…So I have just spent the last thirty days writing political posts on a blog that was never supposed to be political.
But these last three years have left me with something that needs to be more than a month-long rant. What unsettles me the most are the reasoned, thoughtful, pieces that discuss the loss of democracy through authoritarianism. Do you know how it happens? Good people like you and me simply tune out what is happening because: A) We can’t believe it has come to this; B) We simply zone out because of A; C) We don’t know what we can possibly do against something so BIG; or D) We don’t talk about it because our friends voted for the other party, and we know what discussing politics has done does to friends and families.
But this is important, friends: It is no longer Politics As Usual. We bury our heads in the sand at our country’s peril. (And believe me, I am a long-time ostrich…) And so I pulled my head out of the sand, blinked in the sunlight, and wrote some things here that might offend, but I have tried to write them in the most reasoned way I could. We do not need to add another screaming voice to this already polarized country.

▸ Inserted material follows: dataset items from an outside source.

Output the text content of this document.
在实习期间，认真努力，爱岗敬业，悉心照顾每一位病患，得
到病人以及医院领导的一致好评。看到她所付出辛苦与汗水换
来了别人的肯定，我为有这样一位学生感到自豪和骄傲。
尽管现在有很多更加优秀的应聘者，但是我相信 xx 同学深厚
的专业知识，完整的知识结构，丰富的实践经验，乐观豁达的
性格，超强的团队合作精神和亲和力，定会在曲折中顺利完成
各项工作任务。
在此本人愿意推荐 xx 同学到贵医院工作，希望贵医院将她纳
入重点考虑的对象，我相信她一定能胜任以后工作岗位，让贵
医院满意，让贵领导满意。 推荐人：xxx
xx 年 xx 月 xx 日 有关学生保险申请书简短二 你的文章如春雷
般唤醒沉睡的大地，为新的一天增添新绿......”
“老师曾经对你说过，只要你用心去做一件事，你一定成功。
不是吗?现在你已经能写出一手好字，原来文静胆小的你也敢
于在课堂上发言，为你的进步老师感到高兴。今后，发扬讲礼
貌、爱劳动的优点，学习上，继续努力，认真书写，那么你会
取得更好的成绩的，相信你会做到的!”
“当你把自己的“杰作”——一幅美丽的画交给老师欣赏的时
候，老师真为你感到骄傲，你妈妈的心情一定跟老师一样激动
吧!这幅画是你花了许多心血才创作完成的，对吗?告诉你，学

I was reading my morning scriptures today — I’m in Ezekiel (!) — and I was struggling hard to understand what Chapter 22 was telling me, when I came to verse 30: “And I sought for a man among them who should build up the wall and stand in the breach before me for the land, that I should not destroy it, but I found none.”
No, it isn’t about building a wall. (Please read this post, if you need to hear my views on walls….) It is about being righteous, standing up for righteousness, for justice, for mercy, for love. Righteousness must be tempered by love, or else we have someone who is a sounding gong or a clanging cymbal; love must be tempered by righteousness or we have wantonness. Justice without mercy is cruelty; mercy on its own without justice makes us doormats. Love & Righteousness, Justice & Mercy–they belong on opposite sides of the same coin; one without the other is an imbalance, a lack of harmony, a breach…
These days the country is certainly imbalanced, harmony is hard to find, and perhaps the breach is miles wide, but what is democracy worth? For my entire lifetime, democracy has not needed to be fought for, and perhaps we have grown soft and complacent, thinking the United States of America was the founding of democracy, and we needn’t worry about it.
- After all, don’t we have the Constitution?
- Don’t we have three branches of government that balance each other?
- Aren’t we all certain of our freedom and our voting rights?
- Dictators and tyrants and authoritarian rulers are not our allies, are they?
If the events of the last few months have you wondering or worrying about these questions, I suggest that we remember that it wasn’t so long ago, we needed to fight for democracy. The odd thing about now is that it seems our democracy is deteriorating from within. And we can’t agree about who is doing the crumbling as the walls fall to pieces with people on either side shouting and throwing rocks.
What we need is courageous people to stand in the breach. Courageous people to say “Stop shouting.” “Stop Tweeting.” Put down the ugly sign in your hand, turn to the person next to you, and offer it to them.
I’ve been reading The Case for the Psalms by N.T. Wright and there is this beautiful quote toward the end. He writes about “…a people of praise who, out of their celebration of God’s goodness in creation and out of their eager anticipation of his coming in judgment at last, speak his word and his truth to those in power, reminding them that they are answerable to the God who will one day hold them accountable.”
Can we speak truth to those in power? Will we stand in the breach, or have we gone too soft after years of easy living? Will we offer our hands to those who are different from us? Are we willing to do the hard work of reconciliation or is it just easier to keep shouting and interrupting? Jesus stands in the gap for us, and calls us to do the same. How will you stand?